[Michael Hong wrote](https://forum.azimuthproject.org/discussion/comment/18542/#Comment_18542):
> I think not knowing that we have to define another relation \$$\le\$$ on \$$\mathrm{Ob}(\mathcal{X})\$$ is what confused me the most when I first attempted to understand the past few lectures.

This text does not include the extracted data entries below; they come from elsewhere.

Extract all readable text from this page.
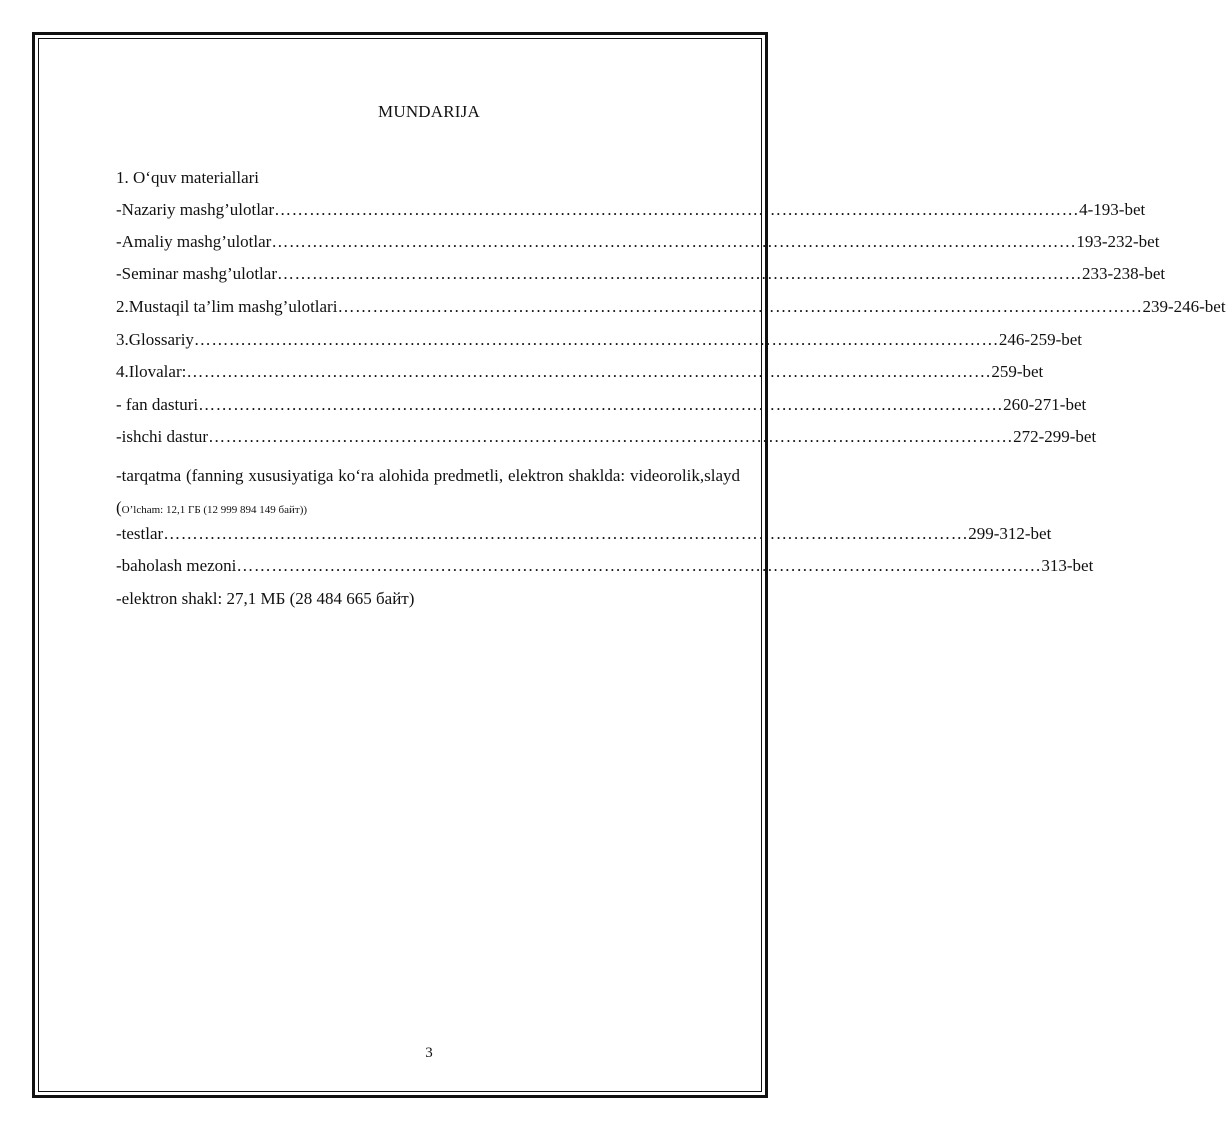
MUNDARIJA
1. O‘quv materiallari
-Nazariy mashg’ulotlar ………………………………………………………………………………………………………………………… 4-193-bet
-Amaliy mashg’ulotlar ………………………………………………………………………………………………………………………… 193-232-bet
-Seminar mashg’ulotlar ………………………………………………………………………………………………………………………… 233-238-bet
2.Mustaqil ta’lim mashg’ulotlari ………………………………………………………………………………………………………………………… 239-246-bet
3.Glossariy ………………………………………………………………………………………………………………………… 246-259-bet
4.Ilovalar: ………………………………………………………………………………………………………………………… 259-bet
- fan dasturi ………………………………………………………………………………………………………………………… 260-271-bet
-ishchi dastur ………………………………………………………………………………………………………………………… 272-299-bet
-tarqatma (fanning xususiyatiga ko‘ra alohida predmetli, elektron shaklda: videorolik,slayd (O’lcham: 12,1 ГБ (12 999 894 149 байт))
-testlar ………………………………………………………………………………………………………………………… 299-312-bet
-baholash mezoni ………………………………………………………………………………………………………………………… 313-bet
-elektron shakl: 27,1 МБ (28 484 665 байт)
3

But we _don't_ have to define another relation on \$$\mathrm{Ob}(\mathcal{X})\$$. Not in general, anyway. The theorem you're referencing is taking any given **Bool**-enriched category and constructing a preorder out of the information it contains. This is a theorem _about_ **Bool**-enriched categories, not a requirement of their definition. It wouldn't work this way for, say, **Cost**-categories. That's why we say that **Bool**-categories "are" preorders, and **Cost**-categories "are" Lawvere metric spaces -- each has a "straightforward" way to convert between the two concepts.

As John says in this lecture:
> We've managed to define preorders in a new, more abstract, more confusing way!

At present, \$$\mathcal{V}\$$-enriched categories are just sets \$$S\$$ with an associated map \$$\mathcal{X} : S \times S \to \mathcal{V}\$$ into a monoidal preorder. We require \$$\mathcal{X}\$$ to satisfy some additional properties, so it can't be just any such map, but it _is_ a map. And for whatever reason, we tend to prioritize the map instead of the set in our notation, denoting \$$S\$$ by \$$\mathrm{Ob}(\mathcal{X})\$$.

When \$$\mathcal{V}\$$ is **Bool**, \$$\mathcal{X}\$$ has the form \$$S \times S \to \mathbf{Bool}\$$, which [as Christopher notes](https://forum.azimuthproject.org/discussion/comment/18545/#Comment_18545) is the form of the characteristic function for a binary relation on \$$S\$$. This gives a convenient stepping stone in the interconvertability between **Bool**-enriched categories and preorders (which are just particularly nice binary relations).